[discuss] ICANN accountability and Internet Governance Principles

Mike Roberts mmr at darwin.ptvy.ca.us
Mon Mar 24 22:53:00 UTC 2014


David - 

I’m afraid this requires some pushback.

The major underlying point of your proposal is that we continue using the global IANA function as a hostage to a variety of other policy objectives in the IG space.  For reasons recited previously on this list, that is a bad idea.  IANA is doing a good and necessary job, despite the contract for its services in favor of the USG, not because of the contract.  It deserves to be left alone to do that job. 

I agree with your point about domain name users looking to national consumer protection authorities for relief, but that doesn’t entirely deal with business practices between and among registries and registrars, which are governed by contracts with ICANN.  Milton, if I read him correctly, views that as primarily a matter of maintaining a level playing field for competition in the delivery of such services.  Since there are all kinds of civil and criminal remedies, in multiple legal jurisdictions,  for unlawful behavior by the parties to those contracts, there is a question as to the magnitude of IG based “accountability” protections to be loaded on top of what already exists.  Some on this list have essentially taken the position that current law is simply an instrument of American economic imperialism.  That is an interesting point of view, but irrelevant to what we are about.  Future arrangements for MS will be governed, or not, by the law as it stands today.  Arguments over ICANN are not going to be the straw that breaks the back of imperialism.

You would be the first to acknowledge that “standards” don’t mean much without some enforcement mechanism.  Even mechanisms that invoke “routing around.”   In the current dialog about broadening MS to enhance ICANN accountability, there isn’t going to be any binding legal basis, because there isn’t any global MS law holding organizations accountable, except what might be invented in the way of a UN treaty, which no one seems to want. (I’m not mentioning trading corporate legal jurisdiction in California for some other locale, since that just starts the related arguments all over again.)

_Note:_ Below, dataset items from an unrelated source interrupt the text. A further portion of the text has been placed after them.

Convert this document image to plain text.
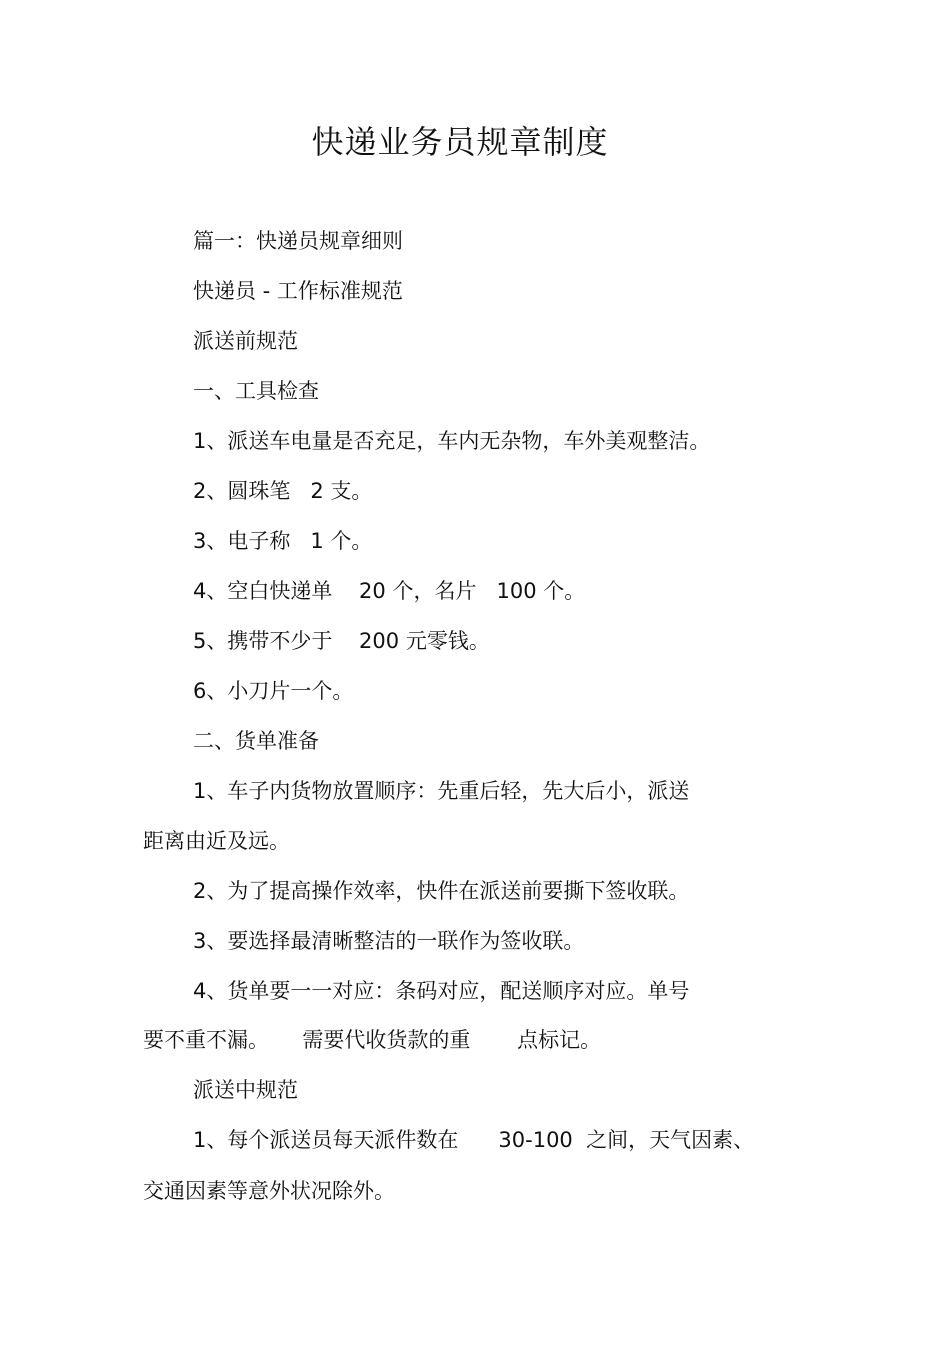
快递业务员规章制度
篇一：快递员规章细则
快递员 - 工作标准规范
派送前规范
一、工具检查
1、派送车电量是否充足，车内无杂物，车外美观整洁。
2、圆珠笔   2 支。
3、电子称   1 个。
4、空白快递单    20 个，名片   100 个。
5、携带不少于    200 元零钱。
6、小刀片一个。
二、货单准备
1、车子内货物放置顺序：先重后轻，先大后小，派送
距离由近及远。
2、为了提高操作效率，快件在派送前要撕下签收联。
3、要选择最清晰整洁的一联作为签收联。
4、货单要一一对应：条码对应，配送顺序对应。单号
要不重不漏。     需要代收货款的重       点标记。
派送中规范
1、每个派送员每天派件数在      30-100  之间，天气因素、
交通因素等意外状况除外。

QED, any of the range of feasible solutions emerging from the current “consultation” will be voluntary agreements which may not even have the force of contract law due to the complexity (and acceptability) of jurisdictional issues. 

There are multiple ironies in the fact that as we go forward, the landscape for accountable policy making within the boundaries of the ICANN DNS mission, from the point of view of lawyers,  doesn’t look much better than it does currently.   At least now, you can go to court in California and sue the Board for not following its own policies, which the dot-xxx folks did successfully a while back. Or whine and complain to NTIA, which isn’t popular either.

- Mike

On Mar 24, 2014, at 1:42 PM, DAVID JOHNSON <davidr.johnson at verizon.net> wrote:

> The ICANN community could have a disproportionate and positive impact on NetMundial if it could come together around three principles that relate both to ICANN accountability and to the means by which what Bertrand would call "governance on the net" (governance of online behaviors) should proceed. To wit:
> 
> 1. Mandatory adhesion flow down contacts, imposing global rules on registrants and end users, must be subject to and supported by a consensus among all affected parties. (The imposition of rules by ICANN staff on new gTLD registries, in the absence of consensus, should be recognized as an abuse of the IANA function -- using the power over the root zone to impose top down rules.)
> 
> 2. Global rules must be applied globally. (After the US relinquishes its role, the Multi-Stakeholder model, as applied to domain names by ICANN, would be incoherent unless all registries (including ccTLDs) agree to be bound by the global policies that ICANN makes.)
> 
> 3. Revocation of domain names should not be used to enforce global rules that regulate content or prohibit behaviors that do not threaten the operation of the DNS itself. (ICANN may need to consider the global public interest, but it is not itself a consumer protection agency, a police force, an anti-trust enforcer, or a general purpose internet governance body.)
> 
> These principles relate to ICANN accountability because they should be part of the standards to which ICANN should be held accountable. They relate to Internet Governance, writ large, because they would clearly tell the broader world what ICANN, as an institution, can and cannot do to solve the problems they are trying to solve.